Research talk:Automated classification of article importance/Work log/2017-03-30
Add topicThursday, March 30, 2017
[edit]Today I'll continue working on the categorization of WPMED articles. First I'll continue my analysis of the most common instances, then I will start looking into whether we can somehow categorize those that are not instances of anything but have a Wikidata page.
WPMED categorization
[edit]Yesterday I gathered data on the "instance of" property of WPMED articles, and found that 54.4% of the WPMED dataset did not have this property. Digging around a bit I found Wikidata's help on basic membership properties, which explains the three key ones: instance of, subclass of, and part of. I therefore rewrote my Python script so that it could gather data on all three of these.
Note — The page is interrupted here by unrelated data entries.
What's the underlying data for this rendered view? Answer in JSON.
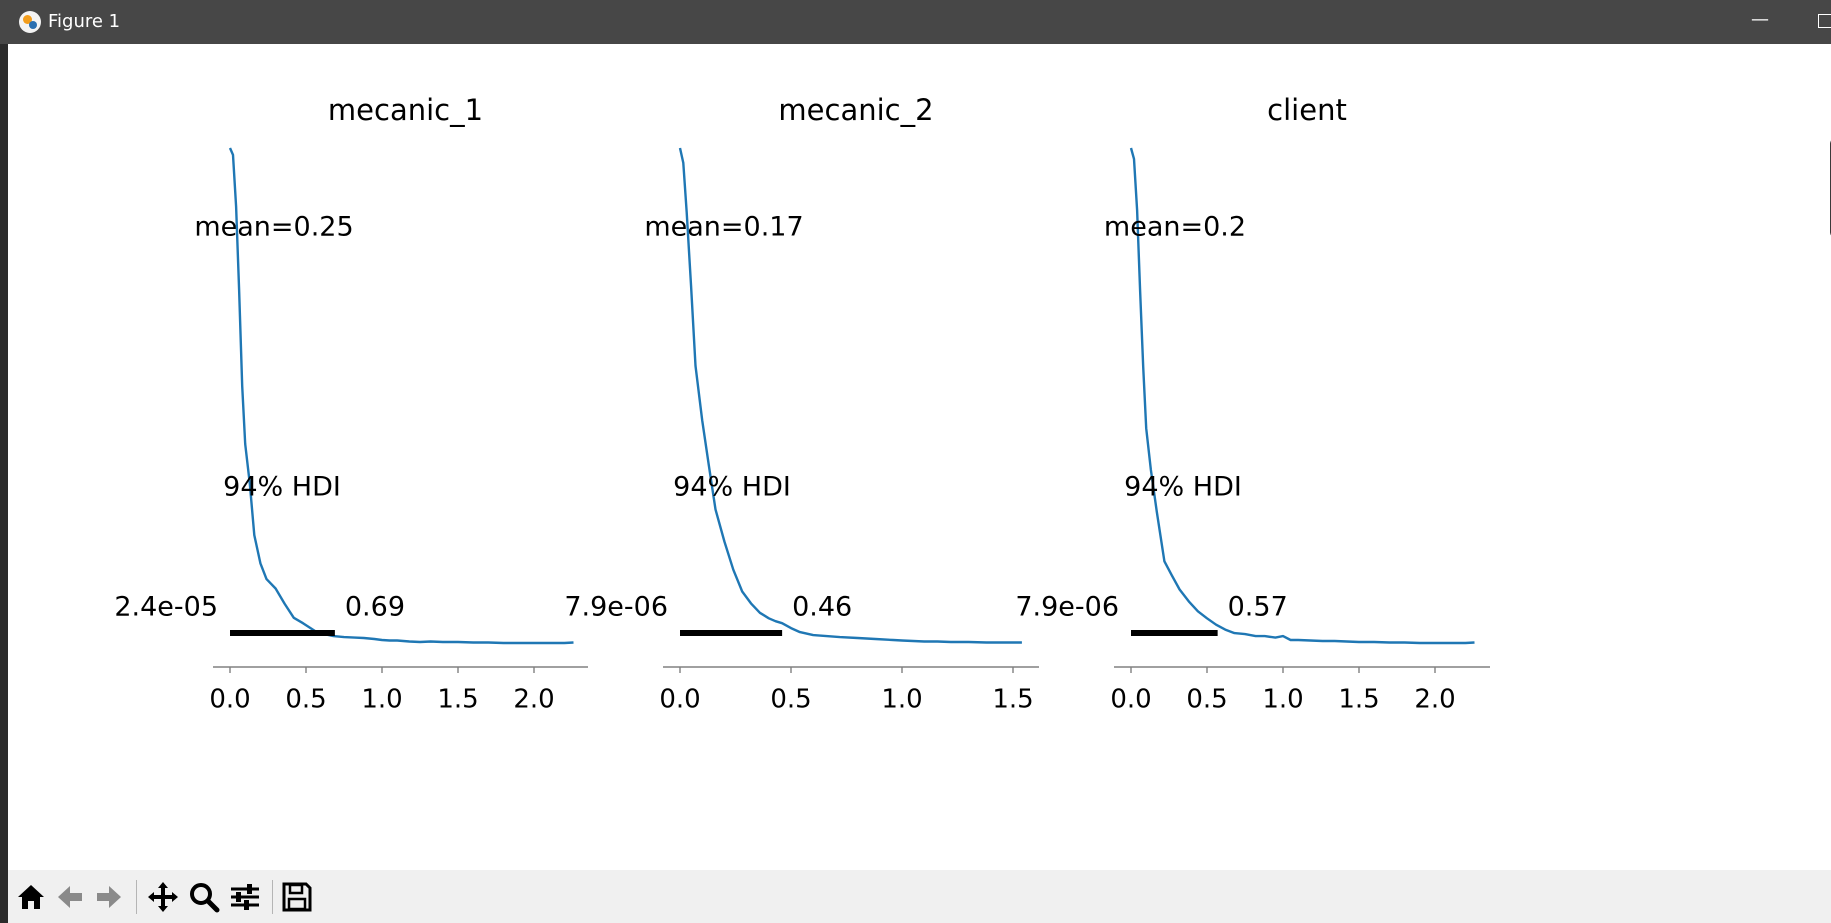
{
  "window": {
    "title": "Figure 1"
  },
  "toolbar": {
    "buttons": [
      {
        "name": "home-icon",
        "label": "Home"
      },
      {
        "name": "back-arrow-icon",
        "label": "Back"
      },
      {
        "name": "forward-arrow-icon",
        "label": "Forward"
      },
      {
        "name": "pan-icon",
        "label": "Pan"
      },
      {
        "name": "zoom-icon",
        "label": "Zoom"
      },
      {
        "name": "configure-subplots-icon",
        "label": "Configure subplots"
      },
      {
        "name": "save-icon",
        "label": "Save"
      }
    ]
  },
  "colors": {
    "line": "#1f77b4",
    "hdi_bar": "#000000",
    "axis": "#808080",
    "text": "#000000"
  },
  "chart_data": [
    {
      "type": "line",
      "title": "mecanic_1",
      "mean_label": "mean=0.25",
      "hdi_label": "94% HDI",
      "hdi": [
        2.4e-05,
        0.69
      ],
      "hdi_low_label": "2.4e-05",
      "hdi_high_label": "0.69",
      "xlim": [
        -0.12,
        2.38
      ],
      "ticks": [
        0.0,
        0.5,
        1.0,
        1.5,
        2.0
      ],
      "tick_labels": [
        "0.0",
        "0.5",
        "1.0",
        "1.5",
        "2.0"
      ],
      "x": [
        0.0,
        0.02,
        0.04,
        0.06,
        0.08,
        0.1,
        0.13,
        0.16,
        0.2,
        0.24,
        0.3,
        0.36,
        0.42,
        0.48,
        0.54,
        0.58,
        0.62,
        0.68,
        0.75,
        0.82,
        0.88,
        0.95,
        1.0,
        1.05,
        1.1,
        1.18,
        1.25,
        1.32,
        1.4,
        1.5,
        1.6,
        1.7,
        1.8,
        1.9,
        2.0,
        2.1,
        2.2,
        2.26
      ],
      "density": [
        1.0,
        0.976,
        0.88,
        0.719,
        0.519,
        0.375,
        0.325,
        0.277,
        0.179,
        0.137,
        0.103,
        0.067,
        0.049,
        0.023,
        0.016,
        0.012,
        0.008,
        0.006,
        0.005,
        0.004,
        0.004,
        0.003,
        0.002,
        0.001,
        0.001,
        0.0005,
        0.0003,
        0.0002,
        0.0001,
        5e-05,
        3e-05,
        2e-05,
        1e-05,
        1e-05,
        5e-06,
        3e-06,
        2e-06,
        0.0
      ],
      "curve_y": [
        1.0,
        0.986,
        0.882,
        0.714,
        0.519,
        0.402,
        0.322,
        0.218,
        0.161,
        0.129,
        0.11,
        0.079,
        0.051,
        0.04,
        0.028,
        0.02,
        0.018,
        0.014,
        0.012,
        0.011,
        0.01,
        0.008,
        0.006,
        0.005,
        0.005,
        0.003,
        0.002,
        0.003,
        0.002,
        0.002,
        0.001,
        0.001,
        0.0,
        0.0,
        0.0,
        0.0,
        0.0,
        0.001
      ]
    },
    {
      "type": "line",
      "title": "mecanic_2",
      "mean_label": "mean=0.17",
      "hdi_label": "94% HDI",
      "hdi": [
        7.9e-06,
        0.46
      ],
      "hdi_low_label": "7.9e-06",
      "hdi_high_label": "0.46",
      "xlim": [
        -0.08,
        1.6
      ],
      "ticks": [
        0.0,
        0.5,
        1.0,
        1.5
      ],
      "tick_labels": [
        "0.0",
        "0.5",
        "1.0",
        "1.5"
      ],
      "x": [
        0.0,
        0.015,
        0.03,
        0.05,
        0.07,
        0.1,
        0.13,
        0.16,
        0.2,
        0.24,
        0.28,
        0.32,
        0.36,
        0.4,
        0.43,
        0.46,
        0.5,
        0.54,
        0.6,
        0.66,
        0.72,
        0.8,
        0.88,
        0.96,
        1.0,
        1.05,
        1.1,
        1.16,
        1.22,
        1.3,
        1.38,
        1.46,
        1.54
      ],
      "curve_y": [
        1.0,
        0.97,
        0.87,
        0.72,
        0.56,
        0.45,
        0.358,
        0.27,
        0.205,
        0.148,
        0.104,
        0.08,
        0.061,
        0.05,
        0.044,
        0.04,
        0.03,
        0.022,
        0.016,
        0.014,
        0.012,
        0.01,
        0.008,
        0.006,
        0.005,
        0.004,
        0.003,
        0.003,
        0.002,
        0.002,
        0.001,
        0.001,
        0.001
      ]
    },
    {
      "type": "line",
      "title": "client",
      "mean_label": "mean=0.2",
      "hdi_label": "94% HDI",
      "hdi": [
        7.9e-06,
        0.57
      ],
      "hdi_low_label": "7.9e-06",
      "hdi_high_label": "0.57",
      "xlim": [
        -0.12,
        2.36
      ],
      "ticks": [
        0.0,
        0.5,
        1.0,
        1.5,
        2.0
      ],
      "tick_labels": [
        "0.0",
        "0.5",
        "1.0",
        "1.5",
        "2.0"
      ],
      "x": [
        0.0,
        0.02,
        0.04,
        0.06,
        0.08,
        0.1,
        0.13,
        0.17,
        0.22,
        0.27,
        0.32,
        0.38,
        0.44,
        0.5,
        0.56,
        0.62,
        0.68,
        0.75,
        0.82,
        0.88,
        0.95,
        1.0,
        1.05,
        1.1,
        1.18,
        1.26,
        1.34,
        1.42,
        1.5,
        1.6,
        1.7,
        1.8,
        1.9,
        2.0,
        2.1,
        2.2,
        2.26
      ],
      "curve_y": [
        1.0,
        0.978,
        0.875,
        0.712,
        0.558,
        0.434,
        0.351,
        0.265,
        0.165,
        0.136,
        0.108,
        0.084,
        0.064,
        0.05,
        0.037,
        0.027,
        0.02,
        0.018,
        0.014,
        0.014,
        0.011,
        0.014,
        0.006,
        0.006,
        0.005,
        0.004,
        0.004,
        0.003,
        0.002,
        0.002,
        0.001,
        0.001,
        0.0,
        0.0,
        0.0,
        0.0,
        0.001
      ]
    }
  ]
}
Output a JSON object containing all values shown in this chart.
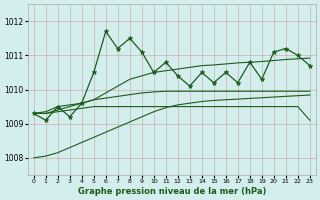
{
  "xlabel": "Graphe pression niveau de la mer (hPa)",
  "bg_color": "#d4eeee",
  "grid_color": "#c8b0b0",
  "line_color": "#1a5c1a",
  "xlim": [
    -0.5,
    23.5
  ],
  "ylim": [
    1007.5,
    1012.5
  ],
  "yticks": [
    1008,
    1009,
    1010,
    1011,
    1012
  ],
  "xticks": [
    0,
    1,
    2,
    3,
    4,
    5,
    6,
    7,
    8,
    9,
    10,
    11,
    12,
    13,
    14,
    15,
    16,
    17,
    18,
    19,
    20,
    21,
    22,
    23
  ],
  "hours": [
    0,
    1,
    2,
    3,
    4,
    5,
    6,
    7,
    8,
    9,
    10,
    11,
    12,
    13,
    14,
    15,
    16,
    17,
    18,
    19,
    20,
    21,
    22,
    23
  ],
  "main_series": [
    1009.3,
    1009.1,
    1009.5,
    1009.2,
    1009.6,
    1010.5,
    1011.7,
    1011.2,
    1011.5,
    1011.1,
    1010.5,
    1010.8,
    1010.4,
    1010.1,
    1010.5,
    1010.2,
    1010.5,
    1010.2,
    1010.8,
    1010.3,
    1011.1,
    1011.2,
    1011.0,
    1010.7
  ],
  "trend_high": [
    1009.3,
    1009.3,
    1009.4,
    1009.5,
    1009.6,
    1009.7,
    1009.9,
    1010.1,
    1010.3,
    1010.4,
    1010.5,
    1010.55,
    1010.6,
    1010.65,
    1010.7,
    1010.72,
    1010.75,
    1010.78,
    1010.8,
    1010.82,
    1010.85,
    1010.88,
    1010.9,
    1010.92
  ],
  "trend_low": [
    1008.0,
    1008.05,
    1008.15,
    1008.3,
    1008.45,
    1008.6,
    1008.75,
    1008.9,
    1009.05,
    1009.2,
    1009.35,
    1009.47,
    1009.55,
    1009.6,
    1009.65,
    1009.68,
    1009.7,
    1009.72,
    1009.74,
    1009.76,
    1009.78,
    1009.8,
    1009.82,
    1009.84
  ],
  "step_high": [
    1009.3,
    1009.35,
    1009.5,
    1009.55,
    1009.6,
    1009.7,
    1009.75,
    1009.8,
    1009.85,
    1009.9,
    1009.93,
    1009.95,
    1009.95,
    1009.95,
    1009.95,
    1009.95,
    1009.95,
    1009.95,
    1009.95,
    1009.95,
    1009.95,
    1009.95,
    1009.95,
    1009.95
  ],
  "step_low": [
    1009.3,
    1009.3,
    1009.35,
    1009.4,
    1009.45,
    1009.5,
    1009.5,
    1009.5,
    1009.5,
    1009.5,
    1009.5,
    1009.5,
    1009.5,
    1009.5,
    1009.5,
    1009.5,
    1009.5,
    1009.5,
    1009.5,
    1009.5,
    1009.5,
    1009.5,
    1009.5,
    1009.1
  ]
}
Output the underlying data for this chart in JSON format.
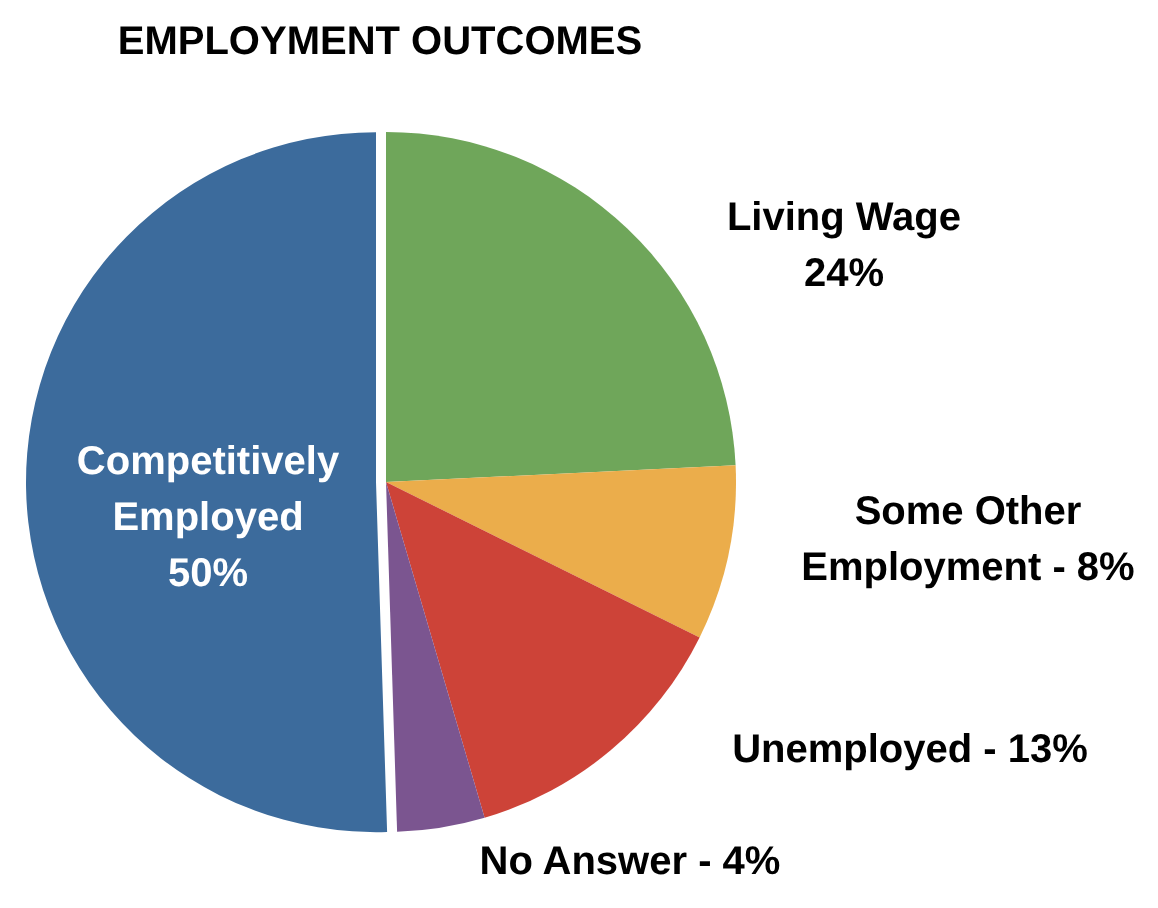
{
  "chart_data": {
    "type": "pie",
    "title": "EMPLOYMENT OUTCOMES",
    "categories": [
      "Living Wage",
      "Some Other Employment",
      "Unemployed",
      "No Answer",
      "Competitively Employed"
    ],
    "values": [
      24,
      8,
      13,
      4,
      50
    ],
    "colors": [
      "#6fa65a",
      "#ebad4b",
      "#cd4338",
      "#7b5590",
      "#3c6b9c"
    ],
    "value_labels": [
      "24%",
      "8%",
      "13%",
      "4%",
      "50%"
    ]
  }
}
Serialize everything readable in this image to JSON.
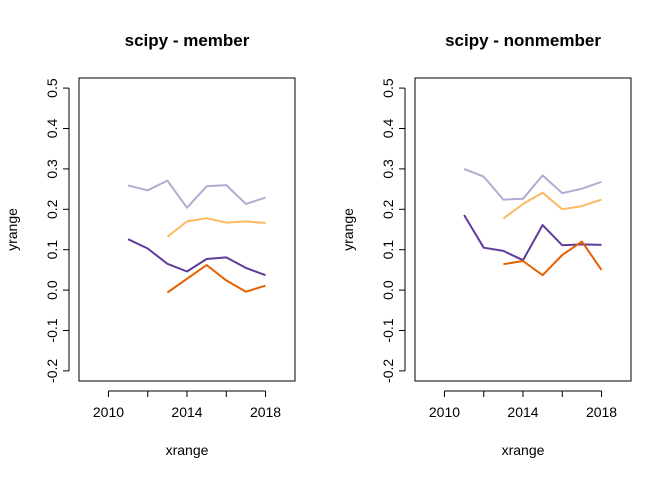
{
  "chart_data": [
    {
      "type": "line",
      "title": "scipy - member",
      "xlabel": "xrange",
      "ylabel": "yrange",
      "xlim": [
        2008.5,
        2019.5
      ],
      "ylim": [
        -0.225,
        0.525
      ],
      "xticks": [
        2010,
        2014,
        2018
      ],
      "xtick_labels": [
        "2010",
        "2014",
        "2018"
      ],
      "yticks": [
        -0.2,
        -0.1,
        0.0,
        0.1,
        0.2,
        0.3,
        0.4,
        0.5
      ],
      "ytick_labels": [
        "-0.2",
        "-0.1",
        "0.0",
        "0.1",
        "0.2",
        "0.3",
        "0.4",
        "0.5"
      ],
      "grid": false,
      "series": [
        {
          "color": "#b2abd2",
          "x": [
            2011,
            2012,
            2013,
            2014,
            2015,
            2016,
            2017,
            2018
          ],
          "y": [
            0.259,
            0.247,
            0.271,
            0.204,
            0.257,
            0.26,
            0.213,
            0.229
          ]
        },
        {
          "color": "#fdb863",
          "x": [
            2013,
            2014,
            2015,
            2016,
            2017,
            2018
          ],
          "y": [
            0.132,
            0.17,
            0.178,
            0.167,
            0.17,
            0.166
          ]
        },
        {
          "color": "#5e3c99",
          "x": [
            2011,
            2012,
            2013,
            2014,
            2015,
            2016,
            2017,
            2018
          ],
          "y": [
            0.126,
            0.103,
            0.065,
            0.046,
            0.077,
            0.081,
            0.055,
            0.037
          ]
        },
        {
          "color": "#e66101",
          "x": [
            2013,
            2014,
            2015,
            2016,
            2017,
            2018
          ],
          "y": [
            -0.006,
            0.028,
            0.062,
            0.024,
            -0.004,
            0.011
          ]
        }
      ]
    },
    {
      "type": "line",
      "title": "scipy - nonmember",
      "xlabel": "xrange",
      "ylabel": "yrange",
      "xlim": [
        2008.5,
        2019.5
      ],
      "ylim": [
        -0.225,
        0.525
      ],
      "xticks": [
        2010,
        2014,
        2018
      ],
      "xtick_labels": [
        "2010",
        "2014",
        "2018"
      ],
      "yticks": [
        -0.2,
        -0.1,
        0.0,
        0.1,
        0.2,
        0.3,
        0.4,
        0.5
      ],
      "ytick_labels": [
        "-0.2",
        "-0.1",
        "0.0",
        "0.1",
        "0.2",
        "0.3",
        "0.4",
        "0.5"
      ],
      "grid": false,
      "series": [
        {
          "color": "#b2abd2",
          "x": [
            2011,
            2012,
            2013,
            2014,
            2015,
            2016,
            2017,
            2018
          ],
          "y": [
            0.3,
            0.281,
            0.224,
            0.226,
            0.284,
            0.24,
            0.251,
            0.268
          ]
        },
        {
          "color": "#fdb863",
          "x": [
            2013,
            2014,
            2015,
            2016,
            2017,
            2018
          ],
          "y": [
            0.177,
            0.213,
            0.241,
            0.2,
            0.208,
            0.224
          ]
        },
        {
          "color": "#5e3c99",
          "x": [
            2011,
            2012,
            2013,
            2014,
            2015,
            2016,
            2017,
            2018
          ],
          "y": [
            0.186,
            0.105,
            0.097,
            0.074,
            0.161,
            0.111,
            0.113,
            0.112
          ]
        },
        {
          "color": "#e66101",
          "x": [
            2013,
            2014,
            2015,
            2016,
            2017,
            2018
          ],
          "y": [
            0.064,
            0.072,
            0.037,
            0.087,
            0.12,
            0.05
          ]
        }
      ]
    }
  ]
}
I find that 12,368 articles (42.1%) have neither of these properties set. While that is still a large number, it is about 3,000 fewer than if we just look at "instance of".
Next question is, are there properties of the remaining articles on Wikidata that can help us categorize them? I decided to sample 250 of them to see if I could find some patterns. I stopped after checking about 30, because the vast majority didn't contain any information apart from links to the Wikipedia articles.
I therefore wrote a Python script that would go through all the 12,368 articles and store only those that have at least one claim or property in Wikidata. There are 4,854 articles (39.2%) that do, leaving us with 7,514 articles for which we cannot learn anything from Wikidata. It might be that we can use Wikipedia's category structure for those, something I'll look into later.
Across the 4,854 articles there are 207 distinct claims/properties used for those. I wrote a one-liner to get their Wikidata IDs, then used my previously written labelling script to get their labels, before finally writing a short Python script to count and sort the claim/property usage and write it out with their labels. There are 25 labels that are used more than 100 times, they are:
ID | Label | Number of uses |
---|---|---|
P646 | Freebase ID | 2,489 |
P373 | Commons category | 1,067 |
P3827 | JSTOR topic ID | 928 |
P494 | ICD-10 | 722 |
P3417 | Quora topic ID | 670 |
P1995 | medical specialty | 645 |
P493 | ICD-9 | 631 |
P910 | topic's main category | 488 |
P557 | DiseasesDB | 428 |
P17 | country | 366 |
P673 | eMedicine | 259 |
P492 | OMIM ID | 227 |
P856 | official website | 225 |
P1343 | described by source | 224 |
P508 | BNCF Thesaurus | 208 |
P486 | MeSH ID | 179 |
P1705 | native label | 160 |
P604 | MedlinePlus ID | 149 |
P571 | inception | 147 |
P18 | image | 140 |
P1402 | Foundational Model of Anatomy ID | 139 |
P227 | GND ID | 128 |
P349 | NDLAuth ID | 122 |
P1323 | Terminologia Anatomica 98 | 116 |
P625 | coordinate location | 115 |
While some of these are not helpful (e.g. the Freebase ID property), some point to various indexes of medical information (e.g. P494, ICD-10, or P1995, medical specialty), suggesting that we can use some of these to identify things that are in scope of WPMED.